In 2008 the inhabitants’ association held a consultation with all residents. About 95% chose to fight for their collective resettlement in another area, free from contamination.
Romaria (39)

The struggle of the residents for their resettlement lasts 04 years and continues until today. Despite some advances, as the conquest of a new land in March 2012 and an independent technical consultancy for projecting the new neighborhood, in October 2012, many other measures are still lacking. At the same time, no action has been taken by the State in order to control the pollution, provide precautionary alternatives to the residents or make companies accountable for the damages caused to them in the last 25 years.

Brazilian Judicial system has not responded satisfactorily to 21 families’ lawsuits, which started in 2005 and have not had any conclusion by now. The absence of reparation measures and adequate guarantees of non-repetition demonstrates a violation of the right to due process and effective remedy.

Nowadays, inhabitants continue to live in Piquiá de Baixo, under the same conditions. At the same time, new industrial projects are being vigorously implemented in the region, with Brazilian State permits, tax benefits and generous financial credits by BNDES.

[1] Companhia Siderúrgica Vale do Pindaré, Ferro Gusa do Maranhão Ltda. (FERGUMAR), Gusa Nordeste S/A, Siderúrgica do Maranhao S/A (SIMASA) and Viena Siderúrgica S/A. The whole production of pig iron is exported, mainly to the U.S.

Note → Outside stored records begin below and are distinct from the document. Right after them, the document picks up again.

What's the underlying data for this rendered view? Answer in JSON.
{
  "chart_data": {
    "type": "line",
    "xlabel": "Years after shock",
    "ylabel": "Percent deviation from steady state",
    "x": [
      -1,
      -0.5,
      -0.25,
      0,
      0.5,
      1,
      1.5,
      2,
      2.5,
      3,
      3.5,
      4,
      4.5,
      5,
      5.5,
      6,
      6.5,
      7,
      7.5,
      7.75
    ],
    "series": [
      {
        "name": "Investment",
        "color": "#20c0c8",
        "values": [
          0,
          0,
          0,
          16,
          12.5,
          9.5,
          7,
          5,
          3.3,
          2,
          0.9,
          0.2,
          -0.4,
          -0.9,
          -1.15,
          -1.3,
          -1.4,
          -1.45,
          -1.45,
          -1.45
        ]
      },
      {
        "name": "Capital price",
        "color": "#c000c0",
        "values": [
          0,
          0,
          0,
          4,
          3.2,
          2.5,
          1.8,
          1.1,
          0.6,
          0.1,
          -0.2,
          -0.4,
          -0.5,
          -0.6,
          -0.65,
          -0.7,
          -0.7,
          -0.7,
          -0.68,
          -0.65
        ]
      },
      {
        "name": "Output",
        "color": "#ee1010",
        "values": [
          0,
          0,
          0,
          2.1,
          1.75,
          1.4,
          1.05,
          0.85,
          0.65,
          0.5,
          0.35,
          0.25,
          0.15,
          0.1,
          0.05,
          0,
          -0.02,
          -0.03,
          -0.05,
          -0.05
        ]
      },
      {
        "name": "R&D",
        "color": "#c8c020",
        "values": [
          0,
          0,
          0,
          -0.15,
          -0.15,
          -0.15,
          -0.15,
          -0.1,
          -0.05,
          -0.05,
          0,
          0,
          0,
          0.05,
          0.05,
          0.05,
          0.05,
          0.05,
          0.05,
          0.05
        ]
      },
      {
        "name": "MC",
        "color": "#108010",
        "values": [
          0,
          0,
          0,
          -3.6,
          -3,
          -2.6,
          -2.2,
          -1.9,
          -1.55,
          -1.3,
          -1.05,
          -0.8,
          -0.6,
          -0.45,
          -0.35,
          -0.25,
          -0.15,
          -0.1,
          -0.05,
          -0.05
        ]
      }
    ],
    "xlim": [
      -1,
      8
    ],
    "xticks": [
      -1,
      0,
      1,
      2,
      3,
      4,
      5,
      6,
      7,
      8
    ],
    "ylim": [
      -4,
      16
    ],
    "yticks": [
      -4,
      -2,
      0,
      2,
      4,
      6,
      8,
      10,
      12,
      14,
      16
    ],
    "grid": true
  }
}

[2] Vale, the second largest mining company in the world, operates in 38 countries. The giant transnational company extracts iron ore from its big mines in Carajás, in the heart of the Amazon Forest, and provides it to be processed and transformed into pig iron in Pequiá, Açailândia. Vale also takes the whole production of pig iron by its trains towards its ports in São Luís do Maranhão. Vale’s activities represent close to 82% of total iron ore exports in Brazil. Vale’s operations comprise 15% of total global iron ore extraction.